Superiorland Yesterdays
EDITOR’S NOTE: Superiorland Yesterdays is prepared by the reference desk staff at Peter White Public Library.
30 years ago
MARQUETTE – Dressed in their black and red Japanese “happy coats,” delegates from this year’s sister city exchange brought goodwill messages and tales of their recent visit to Japan to the Marquette City Commission Monday. “My experience reaffirmed what we are told so often-people are the same all around the world,” said Marty Eskelinen of Big Bay. Eskelinen was among the 12 Marquette-area delegates who spent 10 days in Yokaichi at the end of May. Delegates from each city have been visiting each other since 1978. Despite a language barrier and strikingly different cultures, friendships made in the sister city program are lifelong and among the dearest, participants say. “I think I have more friends in Yokaichi,” said Dan Oja, delegation leader of this year’s exchange. “A tourist in another country can go on a tour and see all the sites but really never gets in touch with the people,” said Bob Bordeau of Marquette. Bordeau and his wife, Sharon, stayed with a family on the outskirts of Yokaichi. “We were surrounded by rice fields and azaleas were blooming everywhere,” Sharon Bordeau said. Their host family’s 20-year-old daughter spoke a fair amount of English, so they relied less heavily on their English-Japanese translation dictionaries. But six translators did accompany the group on outings and to social functions. Their “happy coats” were gifts received at a kite festival. Delegates said their Japanese friends told them that when wearing the jackets, “you’re supposed to be happy.”
60 years ago
MARQUETTE — The Federal Maritime Commission announced yesterday two investigations of Great Lakes shipping.
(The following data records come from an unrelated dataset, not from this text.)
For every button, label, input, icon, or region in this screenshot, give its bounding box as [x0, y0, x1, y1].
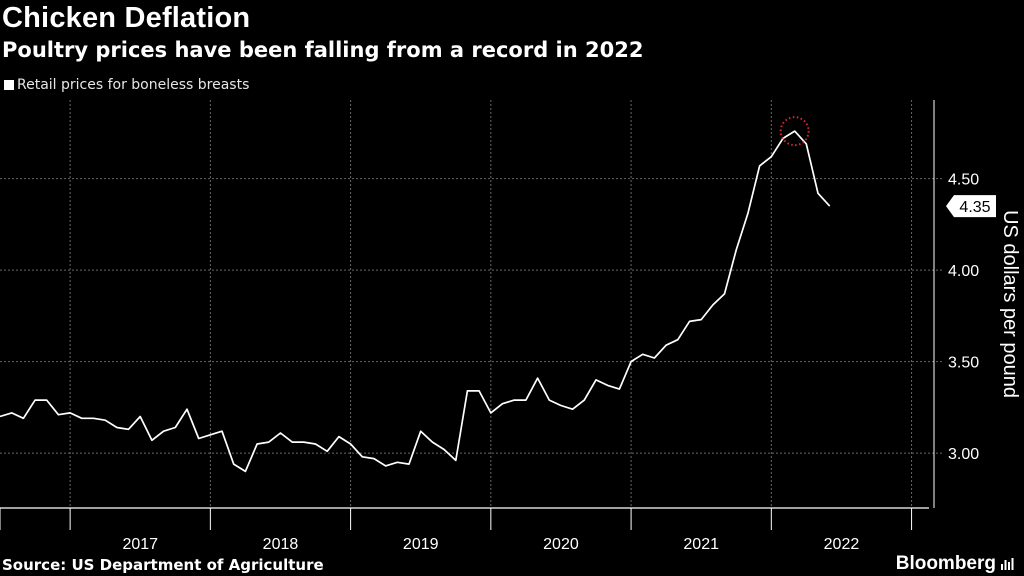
y-tick-label: 4.00 — [948, 263, 979, 280]
legend-label: Retail prices for boneless breasts — [17, 77, 250, 93]
y-tick-label: 3.00 — [948, 446, 979, 463]
last-value-label: 4.35 — [959, 199, 990, 216]
chart-subtitle: Poultry prices have been falling from a … — [2, 38, 644, 62]
chart-title: Chicken Deflation — [2, 2, 251, 34]
last-value-callout — [946, 195, 996, 218]
x-tick-label: 2017 — [122, 536, 158, 553]
x-tick-label: 2021 — [683, 536, 719, 553]
y-axis-label: US dollars per pound — [999, 210, 1021, 398]
legend: Retail prices for boneless breasts — [4, 77, 249, 93]
peak-highlight-circle — [779, 116, 810, 147]
y-tick-label: 3.50 — [948, 355, 979, 372]
x-tick-label: 2018 — [263, 536, 299, 553]
series-line — [0, 130, 831, 473]
x-tick-label: 2020 — [543, 536, 579, 553]
brand-logo-text: Bloomberg — [895, 553, 996, 574]
source-note: Source: US Department of Agriculture — [2, 556, 324, 574]
legend-swatch — [4, 80, 14, 90]
x-tick-label: 2022 — [824, 536, 860, 553]
y-tick-label: 4.50 — [948, 172, 979, 189]
x-tick-label: 2019 — [403, 536, 439, 553]
bloomberg-mark-icon — [1001, 558, 1014, 570]
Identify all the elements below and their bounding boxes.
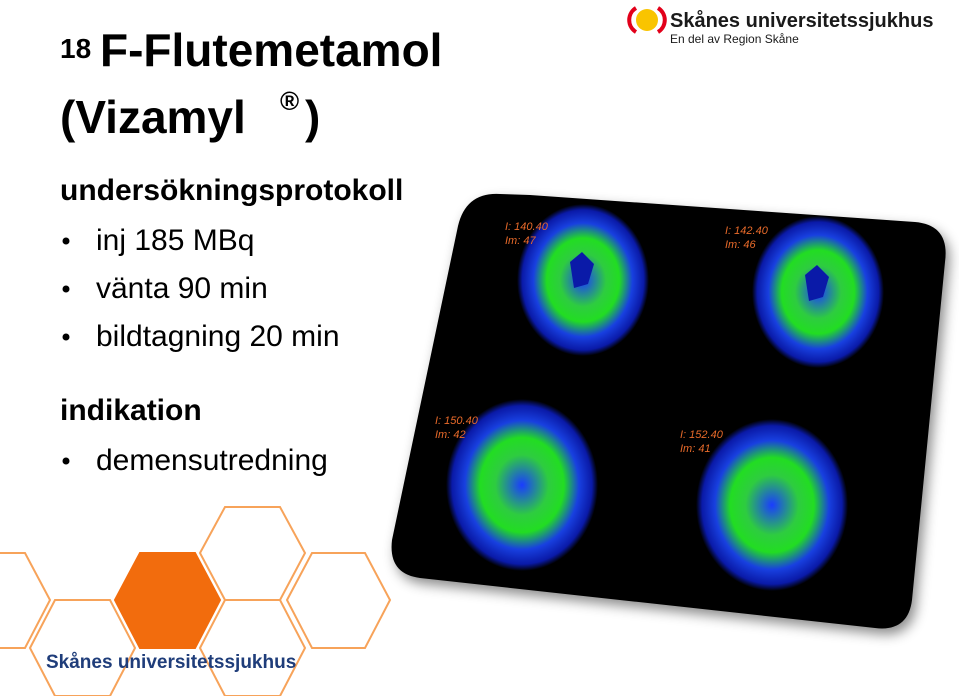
bullet: [62, 333, 70, 341]
bullet: [62, 457, 70, 465]
list-item: bildtagning 20 min: [96, 320, 340, 353]
logo-tagline: En del av Region Skåne: [670, 32, 799, 46]
title-isotope: 18: [60, 33, 91, 64]
title-close: ): [305, 91, 320, 143]
title-name: F-Flutemetamol: [100, 24, 442, 76]
bullet: [62, 285, 70, 293]
list-item: vänta 90 min: [96, 272, 268, 305]
footer: Skånes universitetssjukhus: [46, 652, 296, 673]
scan-label: Im: 41: [680, 443, 711, 455]
scan-label: I: 140.40: [505, 221, 549, 233]
scan-label: Im: 46: [725, 239, 756, 251]
scan-label: I: 152.40: [680, 429, 724, 441]
scan-label: Im: 42: [435, 429, 466, 441]
logo-icon: [627, 6, 667, 34]
section-heading: undersökningsprotokoll: [60, 174, 403, 207]
scan-label: I: 150.40: [435, 415, 479, 427]
list-item: inj 185 MBq: [96, 224, 254, 257]
logo-name: Skånes universitetssjukhus: [670, 9, 933, 32]
list-item: demensutredning: [96, 444, 328, 477]
hex-decoration: [0, 506, 392, 696]
scan-images: [446, 204, 884, 591]
scan-label: I: 142.40: [725, 225, 769, 237]
title-brand: (Vizamyl: [60, 91, 246, 143]
section-heading: indikation: [60, 394, 202, 427]
bullet: [62, 237, 70, 245]
title-mark: ®: [280, 86, 299, 116]
scan-label: Im: 47: [505, 235, 536, 247]
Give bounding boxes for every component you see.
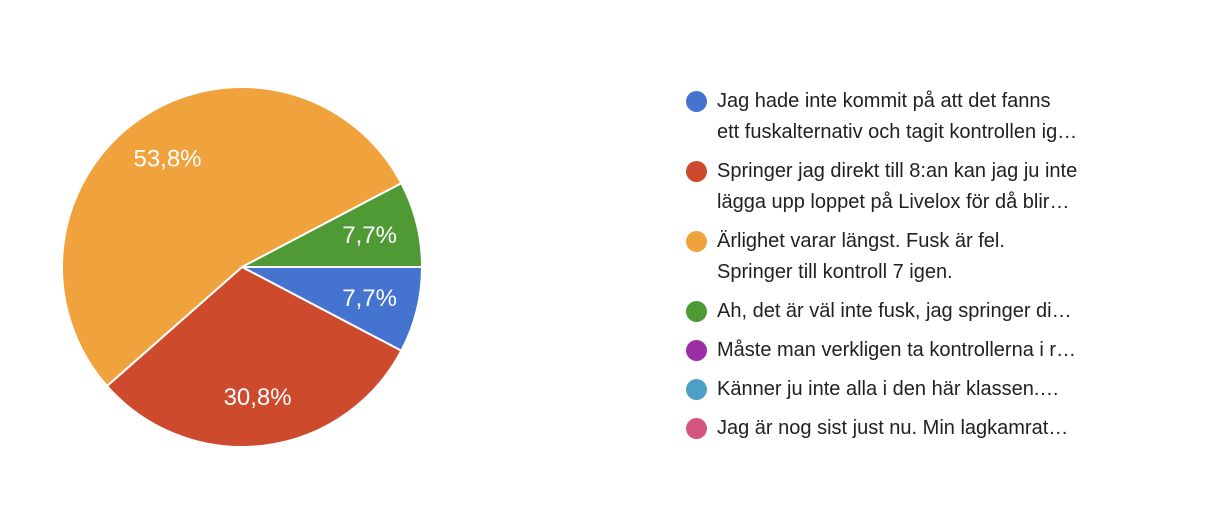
pie-slice-percent-label: 30,8%	[224, 384, 292, 411]
legend-swatch-icon	[686, 379, 707, 400]
pie-slice	[105, 266, 403, 449]
legend-item-2: Springer jag direkt till 8:an kan jag ju…	[686, 156, 1077, 218]
legend-swatch-icon	[686, 301, 707, 322]
legend-label: Ärlighet varar längst. Fusk är fel. Spri…	[717, 230, 1005, 283]
legend-item-3: Ärlighet varar längst. Fusk är fel. Spri…	[686, 226, 1077, 288]
legend-swatch-icon	[686, 231, 707, 252]
legend-label: Måste man verkligen ta kontrollerna i r…	[717, 339, 1077, 361]
legend-swatch-icon	[686, 161, 707, 182]
pie-slice-percent-label: 7,7%	[342, 285, 397, 312]
pie-slice-percent-label: 7,7%	[342, 222, 397, 249]
pie-slice	[241, 182, 423, 268]
legend-swatch-icon	[686, 340, 707, 361]
pie-slice-percent-label: 53,8%	[133, 145, 201, 172]
chart-legend: Jag hade inte kommit på att det fanns et…	[686, 86, 1077, 444]
legend-swatch-icon	[686, 418, 707, 439]
pie-chart-svg: 7,7% 30,8% 53,8% 7,7%	[61, 86, 423, 449]
legend-label: Känner ju inte alla i den här klassen.…	[717, 378, 1060, 400]
pie-slice	[61, 86, 403, 388]
legend-swatch-icon	[686, 91, 707, 112]
legend-label: Ah, det är väl inte fusk, jag springer d…	[717, 300, 1072, 322]
legend-item-1: Jag hade inte kommit på att det fanns et…	[686, 86, 1077, 148]
legend-label: Jag är nog sist just nu. Min lagkamrat…	[717, 417, 1069, 439]
legend-item-4: Ah, det är väl inte fusk, jag springer d…	[686, 296, 1077, 327]
legend-item-6: Känner ju inte alla i den här klassen.…	[686, 374, 1077, 405]
legend-item-5: Måste man verkligen ta kontrollerna i r…	[686, 335, 1077, 366]
legend-label: Springer jag direkt till 8:an kan jag ju…	[717, 160, 1078, 213]
legend-item-7: Jag är nog sist just nu. Min lagkamrat…	[686, 413, 1077, 444]
legend-label: Jag hade inte kommit på att det fanns et…	[717, 90, 1078, 143]
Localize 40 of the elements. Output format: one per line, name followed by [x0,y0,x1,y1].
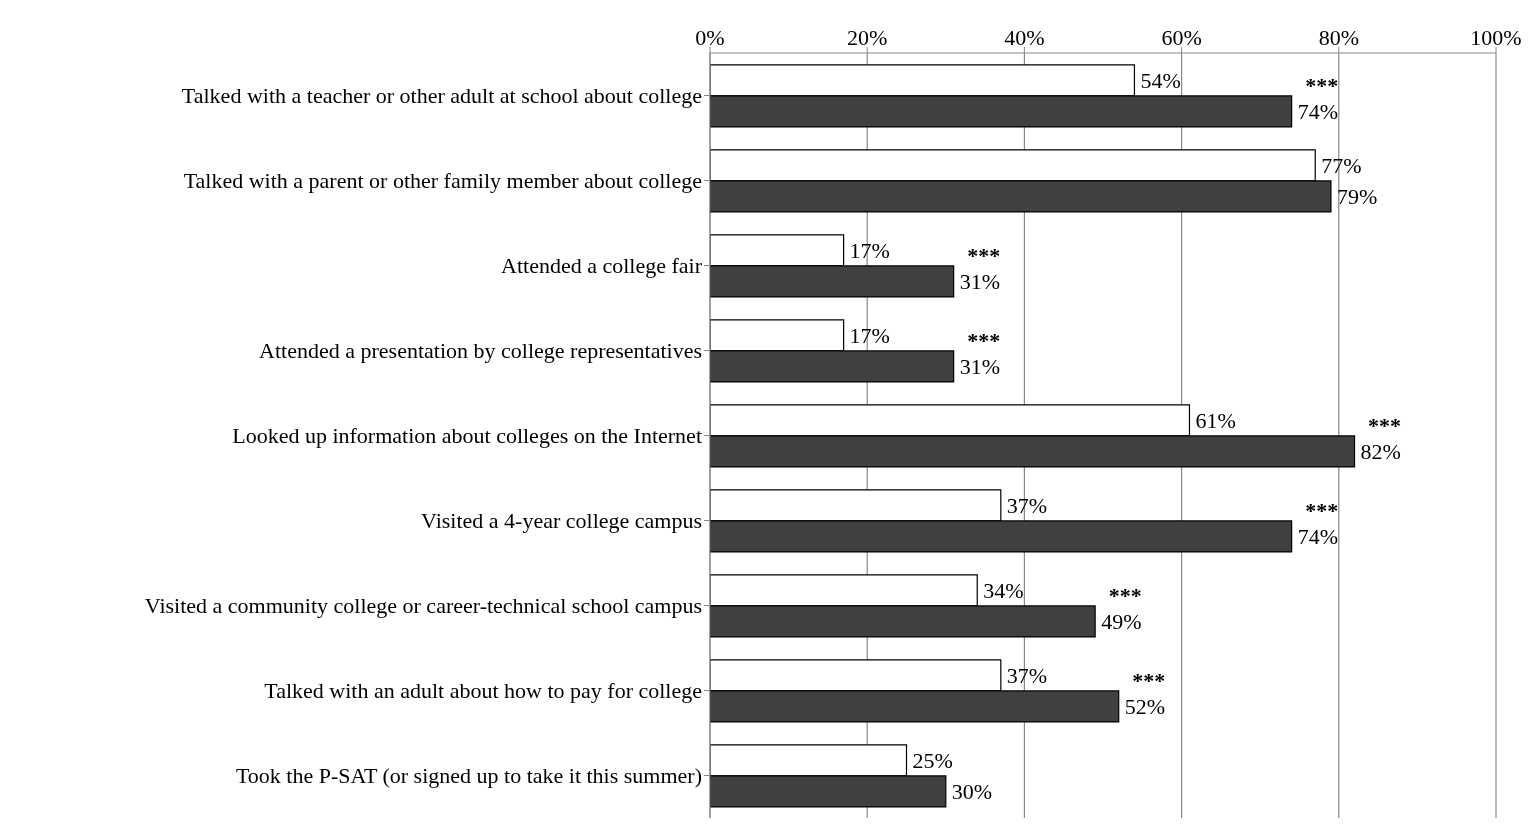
data-label: 79% [1336,183,1378,209]
data-label: 52% [1124,693,1166,719]
annotation: *** [1305,498,1339,523]
x-tick-label: 0% [695,25,725,50]
data-label: 17% [849,322,890,348]
data-label: 31% [959,268,1000,294]
y-tick-label: Talked with a parent or other family member about college [183,168,702,194]
y-tick-label: Attended a college fair [501,253,703,279]
data-label: 54% [1140,67,1181,93]
y-tick-label: Visited a community college or career-technical school campus [144,593,702,619]
annotation: *** [1305,73,1339,98]
y-tick-label: Looked up information about colleges on the Internet [232,423,702,449]
data-label: 74% [1297,98,1338,124]
data-label: 31% [959,353,1000,379]
annotation: *** [967,243,1001,268]
data-label: 77% [1321,152,1362,178]
y-tick-label: Talked with a teacher or other adult at school about college [181,83,702,109]
annotation: *** [967,328,1001,353]
y-tick-label: Took the P-SAT (or signed up to take it this summer) [235,763,702,789]
x-tick-label: 100% [1470,25,1522,50]
data-label: 61% [1195,407,1236,433]
data-label: 49% [1101,608,1142,634]
data-label: 17% [849,237,890,263]
x-tick-label: 40% [1004,25,1045,50]
annotation: *** [1368,413,1402,438]
data-label: 30% [951,778,993,804]
y-tick-label: Visited a 4-year college campus [421,508,702,534]
y-tick-label: Talked with an adult about how to pay for college [264,678,702,704]
data-label: 25% [912,747,953,773]
annotation: *** [1108,583,1142,608]
data-label: 34% [983,577,1024,603]
y-tick-label: Attended a presentation by college representatives [259,338,702,364]
data-label: 37% [1006,662,1048,688]
x-tick-label: 20% [847,25,888,50]
x-tick-label: 60% [1161,25,1202,50]
data-label: 37% [1006,492,1048,518]
data-label: 82% [1360,438,1401,464]
data-label: 74% [1297,523,1338,549]
x-tick-label: 80% [1318,25,1359,50]
annotation: *** [1132,668,1166,693]
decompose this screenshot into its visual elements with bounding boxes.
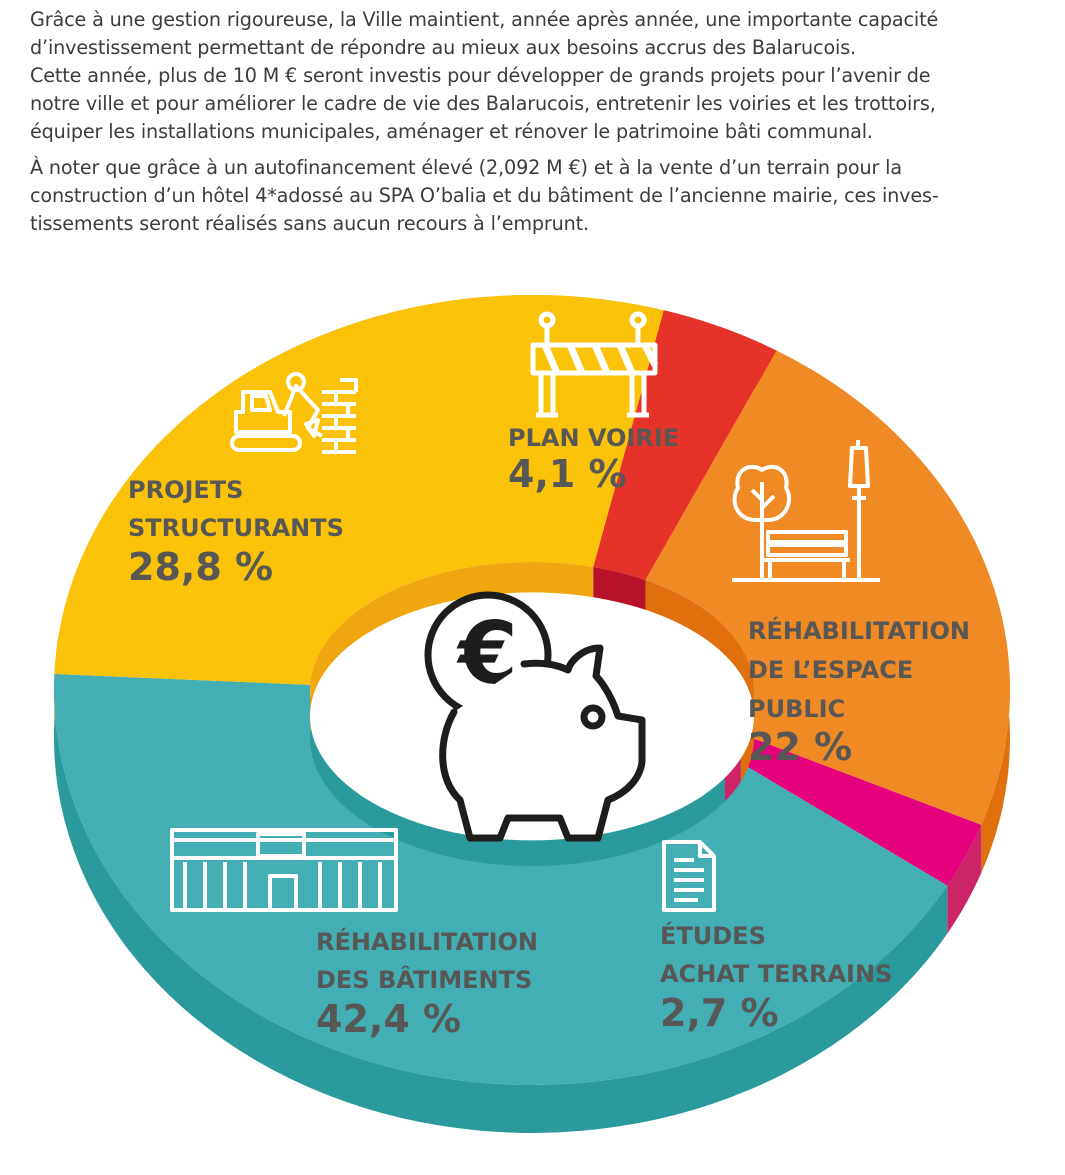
building-icon: [170, 828, 398, 912]
label-espace-public-3: PUBLIC: [748, 695, 845, 723]
slice-rehabilitation-de-l-espace-public: [645, 350, 1010, 825]
intro-line: À noter que grâce à un autofinancement é…: [30, 156, 902, 179]
intro-paragraph-1: Grâce à une gestion rigoureuse, la Ville…: [30, 6, 1050, 146]
intro-line: tissements seront réalisés sans aucun re…: [30, 212, 590, 235]
park-bench-icon: [732, 440, 880, 582]
value-projets: 28,8 %: [128, 545, 273, 589]
label-projets-1: PROJETS: [128, 476, 243, 504]
intro-line: Grâce à une gestion rigoureuse, la Ville…: [30, 8, 939, 31]
value-plan-voirie: 4,1 %: [508, 452, 627, 496]
label-projets-2: STRUCTURANTS: [128, 514, 344, 542]
label-espace-public-2: DE L’ESPACE: [748, 656, 913, 684]
label-batiments-2: DES BÂTIMENTS: [316, 965, 532, 994]
value-etudes: 2,7 %: [660, 991, 779, 1035]
label-batiments-1: RÉHABILITATION: [316, 927, 538, 956]
value-batiments: 42,4 %: [316, 997, 461, 1041]
intro-line: équiper les installations municipales, a…: [30, 120, 873, 143]
excavator-icon: [230, 372, 358, 454]
slice-side-etudes-achat-terrains: [947, 824, 982, 934]
intro-line: notre ville et pour améliorer le cadre d…: [30, 92, 936, 115]
label-etudes-1: ÉTUDES: [660, 921, 766, 950]
label-plan-voirie: PLAN VOIRIE: [508, 424, 679, 452]
piggy-bank-euro-icon: €: [424, 591, 646, 842]
intro-text: Grâce à une gestion rigoureuse, la Ville…: [30, 6, 1050, 246]
slice-projets-structurants: [54, 294, 664, 685]
label-espace-public-1: RÉHABILITATION: [748, 616, 970, 645]
intro-paragraph-2: À noter que grâce à un autofinancement é…: [30, 154, 1050, 238]
intro-line: construction d’un hôtel 4*adossé au SPA …: [30, 184, 939, 207]
intro-line: Cette année, plus de 10 M € seront inves…: [30, 64, 931, 87]
road-barrier-icon: [530, 311, 659, 418]
document-icon: [662, 840, 716, 912]
slice-labels: PLAN VOIRIE 4,1 % RÉHABILITATION DE L’ES…: [128, 424, 970, 1041]
intro-line: d’investissement permettant de répondre …: [30, 36, 857, 59]
value-espace-public: 22 %: [748, 725, 852, 769]
slice-plan-voirie: [593, 310, 777, 581]
slice-etudes-achat-terrains: [724, 733, 982, 886]
label-etudes-2: ACHAT TERRAINS: [660, 960, 892, 988]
One will go into the practices of all carriers on the lakes in quoting rates and establishing rules and regulations for the receiving, handling and storing of freight at Great Lakes ports. This inquiry is being undertaken by the commission on its own motion because of allegations that the tariffs of carriers in the Great Lakes trade are ambiguous and do not identify terminal charges against the shipper as separate from ocean carriage charges. The second inquiry, also undertaken on the commission’s own motion, is directed at Iino Kaiun Kaisha, Ltd., and the Mitsui Steamship Co., Ltd. It is based on the allegation that the two lines refuse to bring import cargos to Duluth, Minn., although they call at Duluth to pick up cargos of agricultural products for export.